Границы «прекрасного» размывал бурный поток жизни; идеалистический взгляд на искусство опроверг в своей нашумевшей диссертации «Эстетическое отношение искусства к действительности» Николай Чернышевский. Студенты Академии художеств читали эту работу в рукописных копиях, ее идеи просочились сквозь академические стены, правда, не сразу. Чернышевский защитил диссертацию в 1855 году, подвергнув резкой критике эстетику идеализма. Он заявлял, что природа и жизнь выше искусства, что сфера искусства шире сферы прекрасного; объяснение жизни, приговор отдельным ее отрицательным сторонам — это тоже задачи искусства.

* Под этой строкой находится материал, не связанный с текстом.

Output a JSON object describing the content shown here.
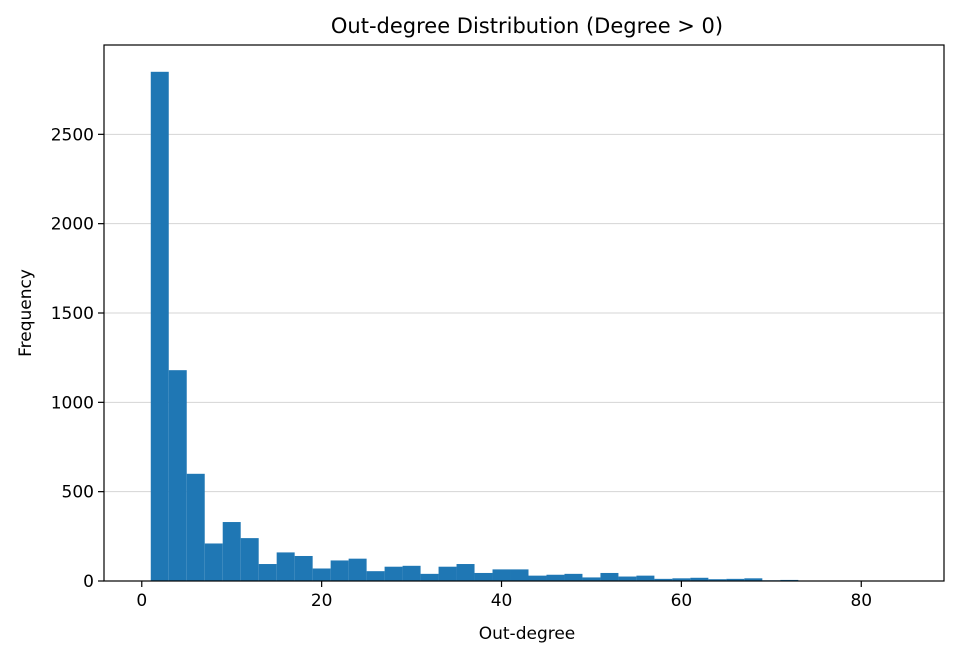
{
  "chart_data": {
    "type": "bar",
    "title": "Out-degree Distribution (Degree > 0)",
    "xlabel": "Out-degree",
    "ylabel": "Frequency",
    "xlim": [
      -4.2,
      89.2
    ],
    "ylim": [
      0,
      3000
    ],
    "x_ticks": [
      0,
      20,
      40,
      60,
      80
    ],
    "y_ticks": [
      0,
      500,
      1000,
      1500,
      2000,
      2500
    ],
    "grid": "y",
    "bar_color": "#1f77b4",
    "bin_start": 1,
    "bin_width": 2,
    "values": [
      2850,
      1180,
      600,
      210,
      330,
      240,
      95,
      160,
      140,
      70,
      115,
      125,
      55,
      80,
      85,
      40,
      80,
      95,
      45,
      65,
      65,
      30,
      35,
      40,
      20,
      45,
      25,
      30,
      12,
      15,
      18,
      10,
      12,
      15,
      4,
      6,
      2,
      1,
      1,
      1,
      1,
      1
    ]
  }
}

Спустя восемь лет, в 1863-м, 14 выпускников, не без влияния идей Чернышевского, отказались от конкурсной разработки темы из скандинавских мифов (саг) «Пир в Валгалле» в духе отвлеченного, схоластического академизма. И, не получив разрешения на выбор собственных тем для картин, во главе с Иваном Крамским покинули Академию. Группа создала Петербургскую артель художников, чтобы писать то, что волнует Россию и, соответственно, имеет у покупателей спрос. В 1869-м, в год поступления Сурикова в Академию, двум жанристам — Г. Мясоедову и В. Перову пришла в голову идея создать Товарищество передвижных художественных выставок, и при поддержке И. Крамского в 1870 году оно появилось. Артель же распалась в следующем, 1871 году, уступив место Товариществу. Так что учеба Сурикова пришлась на годы решительного обновления художественной жизни России.

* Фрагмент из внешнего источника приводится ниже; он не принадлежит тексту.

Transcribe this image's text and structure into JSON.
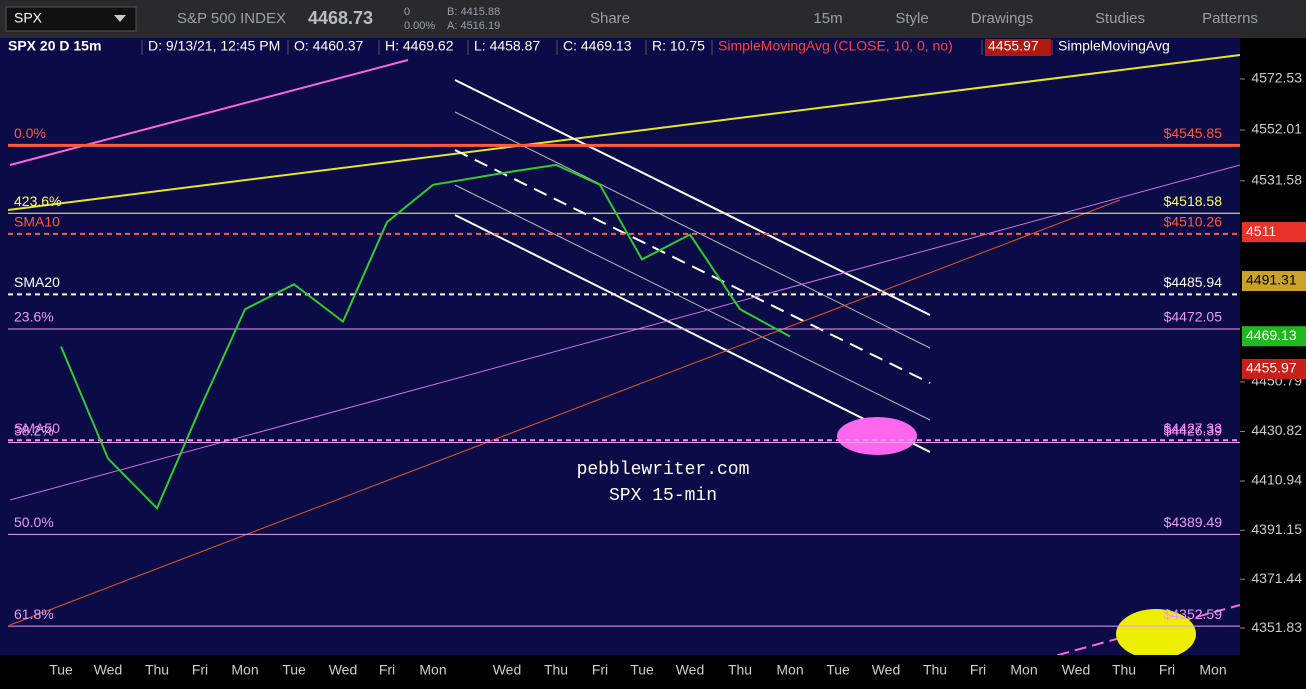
{
  "toolbar": {
    "symbol": "SPX",
    "name": "S&P 500 INDEX",
    "last": "4468.73",
    "change": "0",
    "change_pct": "0.00%",
    "bid": "B: 4415.88",
    "ask": "A: 4516.19",
    "buttons": [
      "Share",
      "15m",
      "Style",
      "Drawings",
      "Studies",
      "Patterns"
    ]
  },
  "info_bar": [
    "SPX 20 D 15m",
    "D: 9/13/21, 12:45 PM",
    "O: 4460.37",
    "H: 4469.62",
    "L: 4458.87",
    "C: 4469.13",
    "R: 10.75",
    "SimpleMovingAvg (CLOSE, 10, 0, no)",
    "4455.97",
    "SimpleMovingAvg"
  ],
  "chart_data": {
    "type": "line",
    "categories": [
      "Tue",
      "Wed",
      "Thu",
      "Fri",
      "Mon",
      "Tue",
      "Wed",
      "Fri",
      "Mon",
      "Wed",
      "Thu",
      "Fri",
      "Tue",
      "Wed",
      "Thu",
      "Mon",
      "Tue",
      "Wed",
      "Thu",
      "Fri",
      "Mon",
      "Wed",
      "Thu",
      "Fri",
      "Mon"
    ],
    "series": [
      {
        "name": "SPX",
        "color": "#2ecc2e",
        "values": [
          4465,
          4420,
          4400,
          4440,
          4480,
          4490,
          4475,
          4515,
          4530,
          4535,
          4538,
          4530,
          4500,
          4510,
          4480,
          4469,
          null,
          null,
          null,
          null,
          null,
          null,
          null,
          null,
          null
        ]
      }
    ],
    "ylim": [
      4341,
      4589
    ],
    "yticks": [
      4572.53,
      4552.01,
      4531.58,
      4450.79,
      4430.82,
      4410.94,
      4391.15,
      4371.44,
      4351.83
    ],
    "levels": [
      {
        "label": "0.0%",
        "value": 4545.85,
        "value_label": "$4545.85",
        "color": "#ff5a3c",
        "dashed": false
      },
      {
        "label": "423.6%",
        "value": 4518.58,
        "value_label": "$4518.58",
        "color": "#ffff66",
        "dashed": false
      },
      {
        "label": "SMA10",
        "value": 4510.26,
        "value_label": "$4510.26",
        "color": "#ff5a3c",
        "dashed": true
      },
      {
        "label": "SMA20",
        "value": 4485.94,
        "value_label": "$4485.94",
        "color": "#ffffff",
        "dashed": true
      },
      {
        "label": "23.6%",
        "value": 4472.05,
        "value_label": "$4472.05",
        "color": "#e89cf0",
        "dashed": false
      },
      {
        "label": "SMA50",
        "value": 4427.33,
        "value_label": "$4427.33",
        "color": "#ff88ff",
        "dashed": true
      },
      {
        "label": "38.2%",
        "value": 4426.39,
        "value_label": "$4426.39",
        "color": "#e89cf0",
        "dashed": false
      },
      {
        "label": "50.0%",
        "value": 4389.49,
        "value_label": "$4389.49",
        "color": "#e89cf0",
        "dashed": false
      },
      {
        "label": "61.8%",
        "value": 4352.59,
        "value_label": "$4352.59",
        "color": "#e89cf0",
        "dashed": false
      }
    ],
    "price_badges": [
      {
        "value": 4511,
        "color": "#e8322a"
      },
      {
        "value": 4491.31,
        "color": "#c9a227"
      },
      {
        "value": 4469.13,
        "color": "#22b822"
      },
      {
        "value": 4455.97,
        "color": "#c8201a"
      }
    ],
    "annotations": [
      "pebblewriter.com",
      "SPX 15-min"
    ]
  }
}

Первая выставка Товарищества открылась в залах Императорской Академии художеств в Петербурге в 1871 году. Как видно, не без поддержки профессуры, убежденной Павлом Чистяковым. Мастерство тогда все же мыслилось выше содержания, а мастерство у академических выпускников, ранних передвижников, было бесспорным. Студент Василий Суриков увидел на этой выставке картину «Грачи прилетели» В. Саврасова, перевернувшую вкусы публики своей лирической русскостью; исторический жанр был представлен картинами «Дедушка русского флота» Г. Мясоедова и «Петр I допрашивает царевича Алексея» Н. Ге, произведениями, если можно так выразиться, в духе академического реализма.

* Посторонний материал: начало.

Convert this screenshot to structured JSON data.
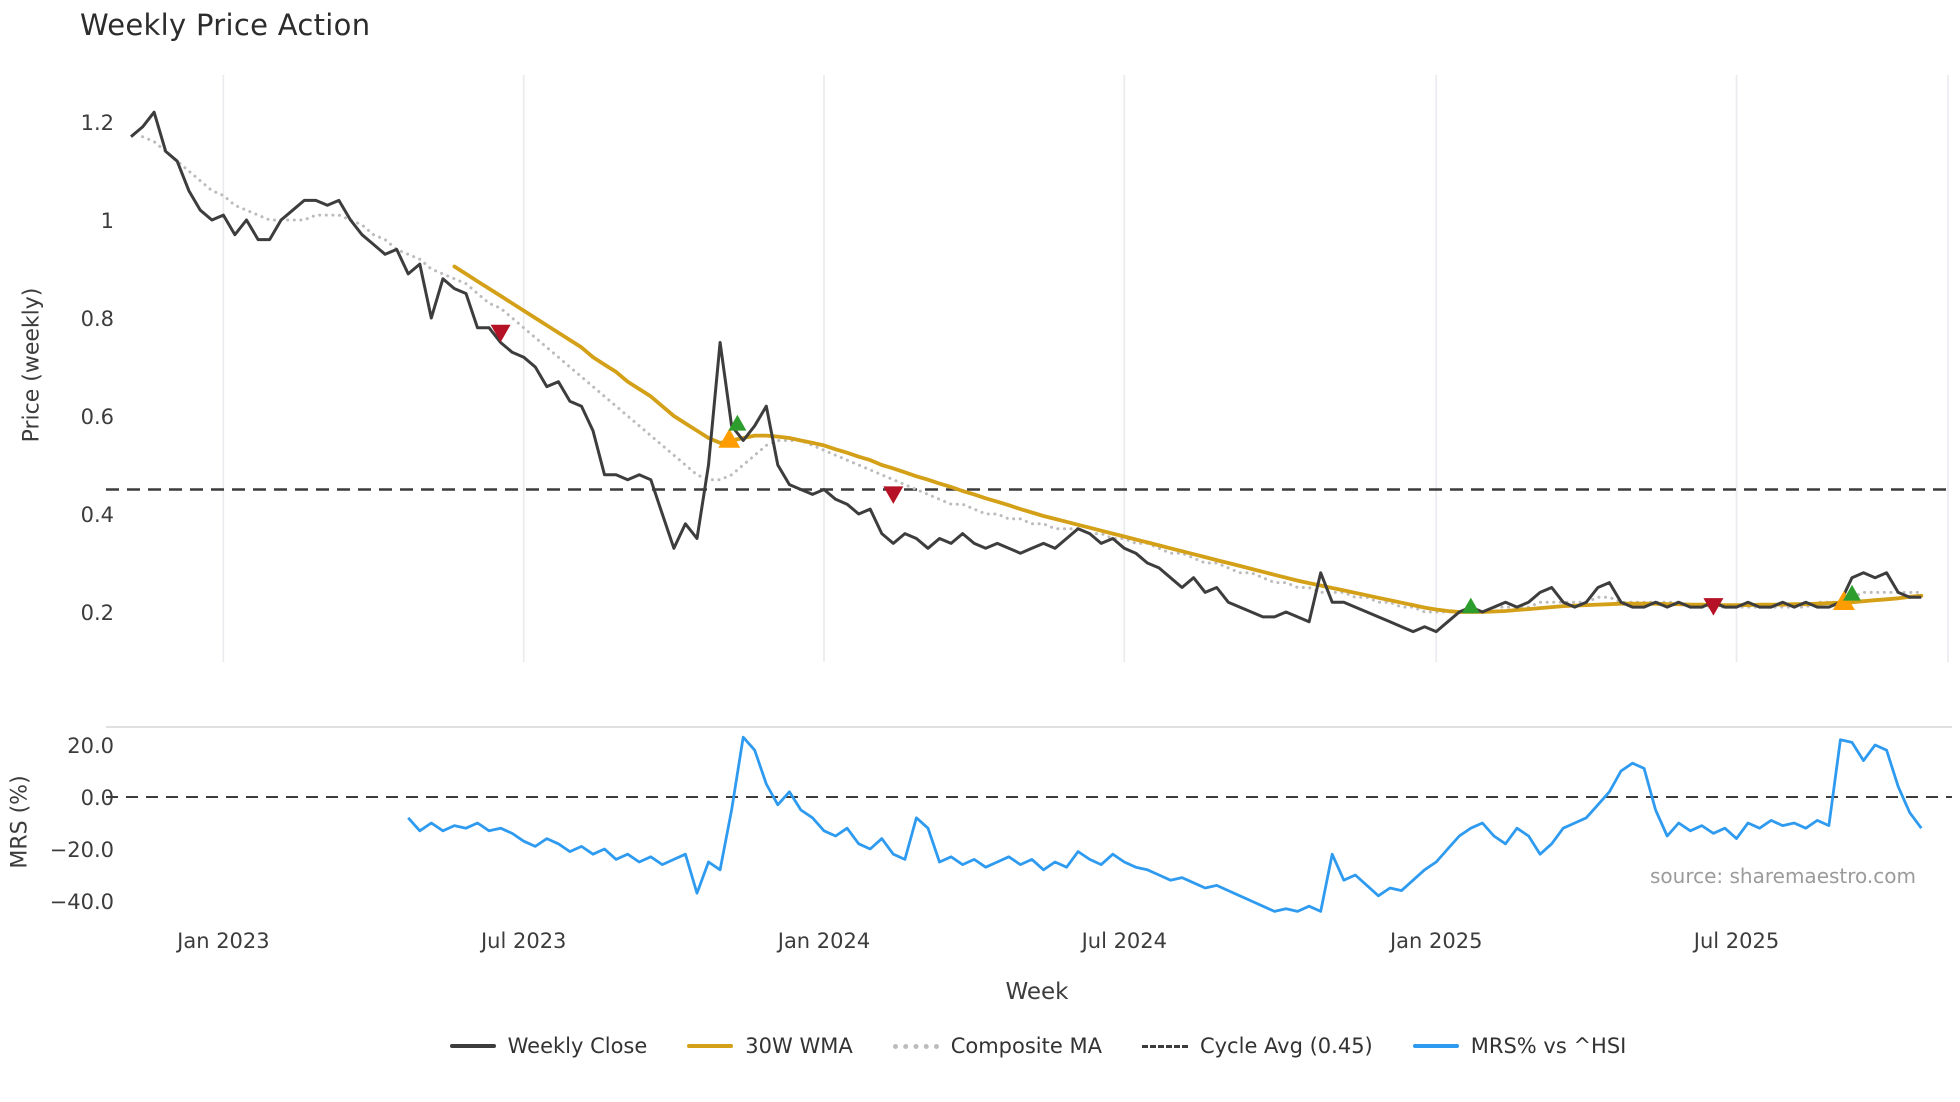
{
  "title": "Weekly Price Action",
  "watermark": "source: sharemaestro.com",
  "axes": {
    "price_label": "Price (weekly)",
    "mrs_label": "MRS (%)",
    "x_label": "Week"
  },
  "colors": {
    "close": "#3d3d3d",
    "wma": "#d4a017",
    "composite": "#bcbcbc",
    "cycle": "#3b3b3b",
    "mrs": "#2e9bf0",
    "buy": "#2d9e2d",
    "sell": "#b51225",
    "accum": "#ff9d00",
    "grid": "#eaeaef",
    "panel_border": "#d6d6d6"
  },
  "legend": [
    {
      "label": "Weekly Close",
      "color_key": "close",
      "style": "solid"
    },
    {
      "label": "30W WMA",
      "color_key": "wma",
      "style": "solid"
    },
    {
      "label": "Composite MA",
      "color_key": "composite",
      "style": "dotted"
    },
    {
      "label": "Cycle Avg (0.45)",
      "color_key": "cycle",
      "style": "dashed"
    },
    {
      "label": "MRS% vs ^HSI",
      "color_key": "mrs",
      "style": "solid"
    }
  ],
  "chart_data": [
    {
      "type": "line",
      "panel": "price",
      "title": "Weekly Price Action",
      "xlabel": "Week",
      "ylabel": "Price (weekly)",
      "ylim": [
        0.1,
        1.3
      ],
      "grid": "vertical-only",
      "yticks": {
        "values": [
          1.2,
          1.0,
          0.8,
          0.6,
          0.4,
          0.2
        ],
        "labels": [
          "1.2",
          "1",
          "0.8",
          "0.6",
          "0.4",
          "0.2"
        ]
      },
      "xticks": {
        "weeks": [
          8,
          34,
          60,
          86,
          113,
          139
        ],
        "labels": [
          "Jan 2023",
          "Jul 2023",
          "Jan 2024",
          "Jul 2024",
          "Jan 2025",
          "Jul 2025"
        ]
      },
      "cycle_avg": 0.45,
      "series": [
        {
          "name": "Weekly Close",
          "start_week": 0,
          "values": [
            1.17,
            1.19,
            1.22,
            1.14,
            1.12,
            1.06,
            1.02,
            1.0,
            1.01,
            0.97,
            1.0,
            0.96,
            0.96,
            1.0,
            1.02,
            1.04,
            1.04,
            1.03,
            1.04,
            1.0,
            0.97,
            0.95,
            0.93,
            0.94,
            0.89,
            0.91,
            0.8,
            0.88,
            0.86,
            0.85,
            0.78,
            0.78,
            0.75,
            0.73,
            0.72,
            0.7,
            0.66,
            0.67,
            0.63,
            0.62,
            0.57,
            0.48,
            0.48,
            0.47,
            0.48,
            0.47,
            0.4,
            0.33,
            0.38,
            0.35,
            0.5,
            0.75,
            0.58,
            0.55,
            0.58,
            0.62,
            0.5,
            0.46,
            0.45,
            0.44,
            0.45,
            0.43,
            0.42,
            0.4,
            0.41,
            0.36,
            0.34,
            0.36,
            0.35,
            0.33,
            0.35,
            0.34,
            0.36,
            0.34,
            0.33,
            0.34,
            0.33,
            0.32,
            0.33,
            0.34,
            0.33,
            0.35,
            0.37,
            0.36,
            0.34,
            0.35,
            0.33,
            0.32,
            0.3,
            0.29,
            0.27,
            0.25,
            0.27,
            0.24,
            0.25,
            0.22,
            0.21,
            0.2,
            0.19,
            0.19,
            0.2,
            0.19,
            0.18,
            0.28,
            0.22,
            0.22,
            0.21,
            0.2,
            0.19,
            0.18,
            0.17,
            0.16,
            0.17,
            0.16,
            0.18,
            0.2,
            0.21,
            0.2,
            0.21,
            0.22,
            0.21,
            0.22,
            0.24,
            0.25,
            0.22,
            0.21,
            0.22,
            0.25,
            0.26,
            0.22,
            0.21,
            0.21,
            0.22,
            0.21,
            0.22,
            0.21,
            0.21,
            0.22,
            0.21,
            0.21,
            0.22,
            0.21,
            0.21,
            0.22,
            0.21,
            0.22,
            0.21,
            0.21,
            0.22,
            0.27,
            0.28,
            0.27,
            0.28,
            0.24,
            0.23,
            0.23
          ]
        },
        {
          "name": "30W WMA",
          "start_week": 28,
          "values": [
            0.905,
            0.89,
            0.875,
            0.86,
            0.845,
            0.83,
            0.815,
            0.8,
            0.785,
            0.77,
            0.755,
            0.74,
            0.72,
            0.705,
            0.69,
            0.67,
            0.655,
            0.64,
            0.62,
            0.6,
            0.585,
            0.57,
            0.555,
            0.545,
            0.55,
            0.555,
            0.56,
            0.56,
            0.558,
            0.555,
            0.55,
            0.545,
            0.54,
            0.532,
            0.525,
            0.517,
            0.51,
            0.5,
            0.493,
            0.485,
            0.477,
            0.47,
            0.462,
            0.455,
            0.447,
            0.44,
            0.432,
            0.425,
            0.418,
            0.41,
            0.403,
            0.396,
            0.39,
            0.384,
            0.378,
            0.372,
            0.366,
            0.36,
            0.354,
            0.348,
            0.342,
            0.336,
            0.33,
            0.324,
            0.318,
            0.312,
            0.306,
            0.3,
            0.294,
            0.288,
            0.282,
            0.276,
            0.27,
            0.264,
            0.259,
            0.254,
            0.249,
            0.244,
            0.239,
            0.234,
            0.229,
            0.224,
            0.219,
            0.214,
            0.209,
            0.205,
            0.202,
            0.2,
            0.2,
            0.2,
            0.201,
            0.202,
            0.204,
            0.206,
            0.208,
            0.21,
            0.212,
            0.213,
            0.214,
            0.215,
            0.216,
            0.217,
            0.217,
            0.217,
            0.217,
            0.216,
            0.216,
            0.215,
            0.215,
            0.214,
            0.214,
            0.214,
            0.214,
            0.215,
            0.215,
            0.215,
            0.216,
            0.216,
            0.217,
            0.218,
            0.219,
            0.22,
            0.222,
            0.224,
            0.226,
            0.228,
            0.231,
            0.233
          ]
        },
        {
          "name": "Composite MA",
          "start_week": 1,
          "values": [
            1.17,
            1.16,
            1.14,
            1.12,
            1.1,
            1.08,
            1.06,
            1.05,
            1.03,
            1.02,
            1.01,
            1.0,
            1.0,
            1.0,
            1.0,
            1.01,
            1.01,
            1.01,
            1.0,
            0.99,
            0.97,
            0.96,
            0.94,
            0.93,
            0.92,
            0.9,
            0.89,
            0.88,
            0.87,
            0.85,
            0.83,
            0.82,
            0.8,
            0.78,
            0.76,
            0.74,
            0.72,
            0.7,
            0.68,
            0.66,
            0.64,
            0.62,
            0.6,
            0.58,
            0.56,
            0.54,
            0.52,
            0.5,
            0.48,
            0.47,
            0.47,
            0.48,
            0.5,
            0.52,
            0.54,
            0.55,
            0.55,
            0.55,
            0.54,
            0.53,
            0.52,
            0.51,
            0.5,
            0.49,
            0.48,
            0.47,
            0.46,
            0.45,
            0.44,
            0.43,
            0.42,
            0.42,
            0.41,
            0.4,
            0.4,
            0.39,
            0.39,
            0.38,
            0.38,
            0.37,
            0.37,
            0.37,
            0.36,
            0.36,
            0.35,
            0.35,
            0.34,
            0.34,
            0.33,
            0.32,
            0.32,
            0.31,
            0.3,
            0.3,
            0.29,
            0.28,
            0.28,
            0.27,
            0.26,
            0.26,
            0.25,
            0.25,
            0.24,
            0.24,
            0.24,
            0.23,
            0.23,
            0.22,
            0.22,
            0.21,
            0.21,
            0.2,
            0.2,
            0.2,
            0.2,
            0.2,
            0.2,
            0.21,
            0.21,
            0.21,
            0.21,
            0.22,
            0.22,
            0.22,
            0.22,
            0.22,
            0.23,
            0.23,
            0.22,
            0.22,
            0.22,
            0.22,
            0.22,
            0.22,
            0.21,
            0.21,
            0.21,
            0.21,
            0.21,
            0.21,
            0.21,
            0.21,
            0.21,
            0.21,
            0.21,
            0.22,
            0.22,
            0.22,
            0.23,
            0.24,
            0.24,
            0.24,
            0.24,
            0.24,
            0.24
          ]
        }
      ],
      "markers": {
        "sell": [
          {
            "week": 32,
            "price": 0.77
          },
          {
            "week": 66,
            "price": 0.44
          },
          {
            "week": 137,
            "price": 0.212
          }
        ],
        "buy": [
          {
            "week": 52.5,
            "price": 0.585
          },
          {
            "week": 116,
            "price": 0.212
          },
          {
            "week": 149,
            "price": 0.238
          }
        ],
        "accum": [
          {
            "week": 51.8,
            "price": 0.553
          },
          {
            "week": 148.3,
            "price": 0.222
          }
        ]
      }
    },
    {
      "type": "line",
      "panel": "mrs",
      "ylabel": "MRS (%)",
      "ylim": [
        -48,
        27
      ],
      "zero_line": 0,
      "yticks": {
        "values": [
          20,
          0,
          -20,
          -40
        ],
        "labels": [
          "20.0",
          "0.0",
          "−20.0",
          "−40.0"
        ]
      },
      "series": [
        {
          "name": "MRS% vs ^HSI",
          "start_week": 24,
          "values": [
            -8,
            -13,
            -10,
            -13,
            -11,
            -12,
            -10,
            -13,
            -12,
            -14,
            -17,
            -19,
            -16,
            -18,
            -21,
            -19,
            -22,
            -20,
            -24,
            -22,
            -25,
            -23,
            -26,
            -24,
            -22,
            -37,
            -25,
            -28,
            -5,
            23,
            18,
            5,
            -3,
            2,
            -5,
            -8,
            -13,
            -15,
            -12,
            -18,
            -20,
            -16,
            -22,
            -24,
            -8,
            -12,
            -25,
            -23,
            -26,
            -24,
            -27,
            -25,
            -23,
            -26,
            -24,
            -28,
            -25,
            -27,
            -21,
            -24,
            -26,
            -22,
            -25,
            -27,
            -28,
            -30,
            -32,
            -31,
            -33,
            -35,
            -34,
            -36,
            -38,
            -40,
            -42,
            -44,
            -43,
            -44,
            -42,
            -44,
            -22,
            -32,
            -30,
            -34,
            -38,
            -35,
            -36,
            -32,
            -28,
            -25,
            -20,
            -15,
            -12,
            -10,
            -15,
            -18,
            -12,
            -15,
            -22,
            -18,
            -12,
            -10,
            -8,
            -3,
            2,
            10,
            13,
            11,
            -5,
            -15,
            -10,
            -13,
            -11,
            -14,
            -12,
            -16,
            -10,
            -12,
            -9,
            -11,
            -10,
            -12,
            -9,
            -11,
            22,
            21,
            14,
            20,
            18,
            4,
            -6,
            -12
          ]
        }
      ]
    }
  ]
}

Однако вернемся к письмам Сурикова. Общий курс наук и курс искусства в Академии шли параллельно. Студент мог отставать по научным дисциплинам, а по искусству, то есть мастерству, быстро продвигаться вперед. Так было с Суриковым. Все же уездное училище и практика канцелярского служащего были недостаточным подспорьем при обучении в «лучшем вузе России». Погрузившийся в учебный процесс казак мало размышлял о неудобстве быта. В те времена быт его был простецким — медный рукомойник и ведро, кипящий самовар и каша-размазня от хозяйки, и привыкнуть к нему не составляло труда.
Сурикова порой называли дикарем, но это проистекало не из его неприспособленности к «уровню цивилизации». В Красноярске (а новинки туда поступали через Иркутск из Пекина) этот уровень был примерно такой же, как в Петербурге, однако в столице иерархия большого количества чиновников всех мастей, а к тому же и присутствие особы императора делали поток жизни несколько церемониальным; тут наш герой и был неуклюж. С детских лет охотник и наездник, он был порывист, резок в движениях и жестах… Домой ему хотелось еще больше, чтобы свободно вздохнуть среди подобных ему боевитых по духу земляков, не сдерживать своих привычек. Суриков нигде не говорит об этом, но осталось свидетельство — он непременно фотографировался и отсылал родным свои карточки, чтобы они могли убедиться в том, что их сын и брат бодр и здоров. Видимо, не мог нарадоваться студент тому, что распространилось искусство фотографии. В новом, 1870 году первое письмо он сочиняет 3 февраля, а до того, в январе, долго танцевал у Кузнецовых…
«Здравствуйте, милые мои мамаша и Саша!
Посылаю вам давно обещанные мною карточки. Одна из них немного попортилась, но все-таки сходство вообще очень большое. Только на одной карточке я вышел угрюмым, да это ничего. Сердит я был очень на фотографа, что долго заставил ждать меня, ну, оттого и вышел такой сердитый.
А если желаете, мамаша, посмотреть на веселого меня, так смотрите на карточку, где я снят в пальто. Я еще летом ее снимал. Теперь пишу вам, что я перешел в следующий класс Академии первым учеником. Это по рисованию, а из наук перейду на следующий курс в мае месяце. Одним словом, дела по Академии идут хорошо. Я очень рад, что и ты, Саша, идешь в гимназии хорошо. Читал я твое письмо с немецкими фразами, все хорошо, только ты плохо пишешь, нужно разборчивее писать, а то даже и не поймешь, что ты пишешь.